I’m Kate Aronoff, and I would like to be your Campus Life Representative.
While I don’t usually play in the realm of electoral politics, in my two years at Swarthmore it has become increasingly apparent that there is a disconnect between the needs and concerns of students and those of the administration. Student Council exists to address this divide, and that’s exactly why I want to be a part of it.
As Campus Life Representative, I won’t pretend to act as your voice until I’ve heard it, and will do everything in my power to provide ample and accessible opportunities for your genuine input. Much of what has frustrated me about Swarthmore’s decision-making processes has been their willingness to aggregate student support out of little material reality. I am not a part of many of your communities, but want to give them a Representative (literally) voice in Student Council’s operations, whether or not that turns out to be representative of my own experience—which I fully acknowledge does not represent all of yours. I realize that the Mary Lyons’ breakfast room is in need of serious repair, and that the Field House is quite literally falling apart. While I will make no claims of being able to fix either these problems in one semester, I will promise to actively listen to the concerns of those affected by these and other issues and do my best to make their voices a critical part of the conversations of both Student Council and the administration.

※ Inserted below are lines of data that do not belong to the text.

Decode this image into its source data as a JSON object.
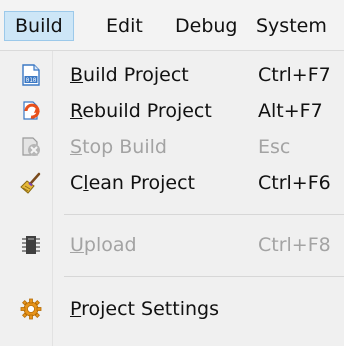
{
  "menubar": {
    "items": [
      {
        "label": "Build",
        "active": true
      },
      {
        "label": "Edit"
      },
      {
        "label": "Debug"
      },
      {
        "label": "System"
      }
    ]
  },
  "dropdown": {
    "items": [
      {
        "pre": "",
        "ul": "B",
        "post": "uild Project",
        "shortcut": "Ctrl+F7",
        "enabled": true,
        "icon": "build-binary-icon"
      },
      {
        "pre": "",
        "ul": "R",
        "post": "ebuild Project",
        "shortcut": "Alt+F7",
        "enabled": true,
        "icon": "rebuild-refresh-icon"
      },
      {
        "pre": "",
        "ul": "S",
        "post": "top Build",
        "shortcut": "Esc",
        "enabled": false,
        "icon": "stop-build-icon"
      },
      {
        "pre": "C",
        "ul": "l",
        "post": "ean Project",
        "shortcut": "Ctrl+F6",
        "enabled": true,
        "icon": "broom-icon"
      },
      {
        "pre": "",
        "ul": "U",
        "post": "pload",
        "shortcut": "Ctrl+F8",
        "enabled": false,
        "icon": "chip-upload-icon"
      },
      {
        "pre": "",
        "ul": "P",
        "post": "roject Settings",
        "shortcut": "",
        "enabled": true,
        "icon": "gear-icon"
      }
    ]
  },
  "colors": {
    "active_menu_bg": "#cde6f7",
    "active_menu_border": "#9cc9ea",
    "disabled_text": "#a3a3a3"
  }
}
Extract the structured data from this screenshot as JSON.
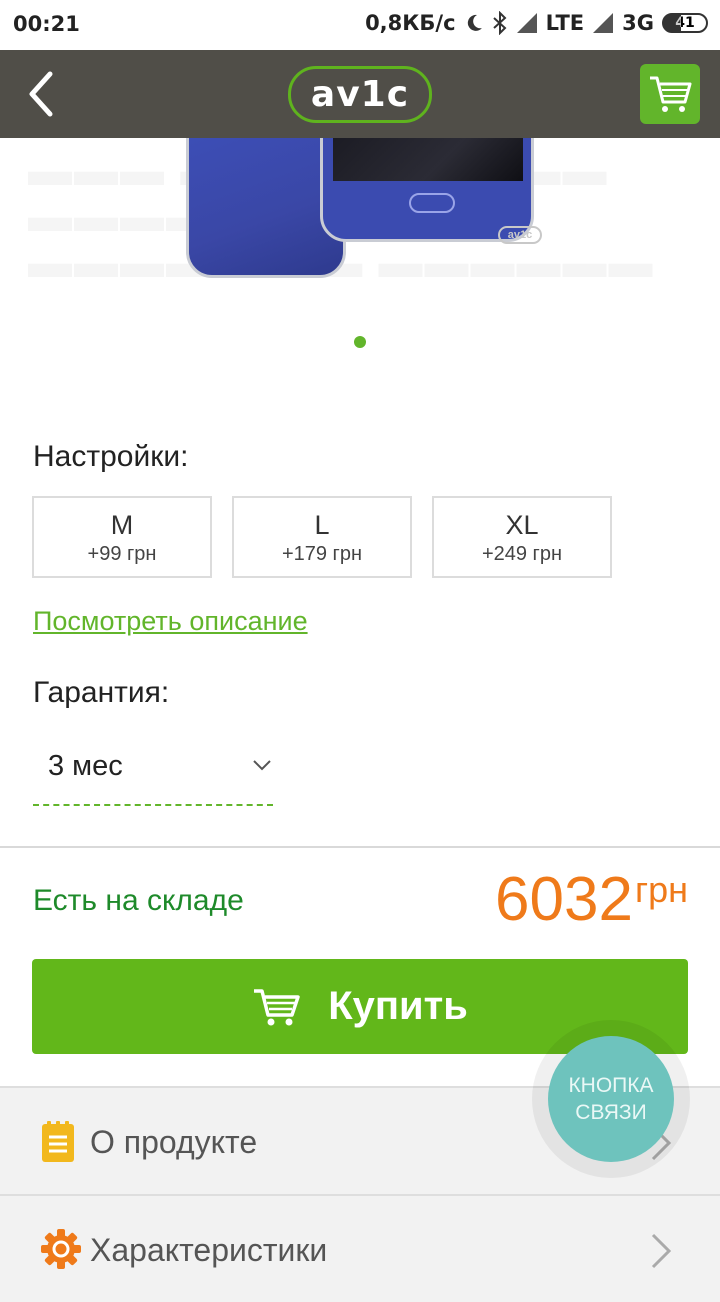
{
  "status_bar": {
    "time": "00:21",
    "network_speed": "0,8КБ/с",
    "lte_label": "LTE",
    "threeg_label": "3G",
    "battery": "41"
  },
  "header": {
    "logo_text": "av1c",
    "accent_color": "#62b52b"
  },
  "gallery": {
    "watermark": "av1c",
    "slide_count": 1,
    "active_slide": 1
  },
  "settings": {
    "label": "Настройки:",
    "options": [
      {
        "size": "M",
        "price": "+99 грн"
      },
      {
        "size": "L",
        "price": "+179 грн"
      },
      {
        "size": "XL",
        "price": "+249 грн"
      }
    ]
  },
  "description_link": "Посмотреть описание",
  "warranty": {
    "label": "Гарантия:",
    "selected": "3 мес"
  },
  "stock_status": "Есть на складе",
  "price": {
    "value": "6032",
    "currency": "грн",
    "color": "#ef7a1a"
  },
  "buy_button": {
    "label": "Купить"
  },
  "sections": [
    {
      "label": "О продукте",
      "icon": "document-icon"
    },
    {
      "label": "Характеристики",
      "icon": "gear-icon"
    }
  ],
  "contact_button": {
    "line1": "КНОПКА",
    "line2": "СВЯЗИ"
  }
}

As a sophomore, much of my time outside of the classroom has been spent challenging Swarthmore to become a better institution. I’ve been organizing with Mountain Justice since its inception last winter and with the Swarthmore Labor Action Project (SLAP) since the fall of my first year. Whether or not you agree with the politics or analyses of these groups, my time with them has built my skills as a facilitator for discussion and put me in the room with a number of administrators, allowing me to form productive working relationships with them. In theory, my role as an activist should not be wildly different from my role on StuCo: pushing the administration to work tirelessly in best representing the concerns of the student body while helping them along in the process. It does not serve to be antagonistic with the administration; productive working relationships with administrators have been responsible for much of the positive change which has occurred at Swarthmore since its founding. It isn’t productive in the least, however, to stultify action for fear of somehow offending them personally. If we want to be taken seriously as a student body, we need the administration to respect us as adults, not as a bunch of adolescents running around Camp Swarthmore.
This isn’t to suggest that life at Swarthmore can’t be fun; it is. I’ve had some of the best times of my life on Swarthmore’s campus, times that wouldn’t have been possible were it not for the combined efforts of the student body, StuCo and the administration to make entertainment on campus—wet and dry—as accessible as it is. Whether it’s a delightfully sloppy night at Paces from SAC or the latest blockbuster from the Movie Committee, life at Swarthmore doesn’t end in the classroom. As an ASAP facilitator, however, I know that social spaces on campus are not as safe as they could be. I look forward to working with Worth Health Center Director Beth Kotarski and the SMART team to make these and other spaces truly accessible and provide increased support to survivors of sexual assault.
Where committees can make positive interventions in Swat social life, they can also be a powerful way of decentralizing administrative power. Committees can make what happens at Swarthmore a far more horizontal process. In their ideal, they do exactly that, but in practice have served in many cases as a pacifying force for mitigating genuine student concerns and guiding output almost unilaterally towards administrative interests. I look forward to working with the rest of the Council to ensure that the decisions which effect the student body are firmly in the hands of the students themselves.
Positive change on this campus has been the result of the student body, not the benevolence of the administration. Student Council should and can work as a voice for students in the goings-on of the College. It is disheartening and dishonest for any decision making body to claim student support without their input. If you vote for me, my first communication with you as Campus Life Representative will not be telling you my beliefs; it will be asking for yours.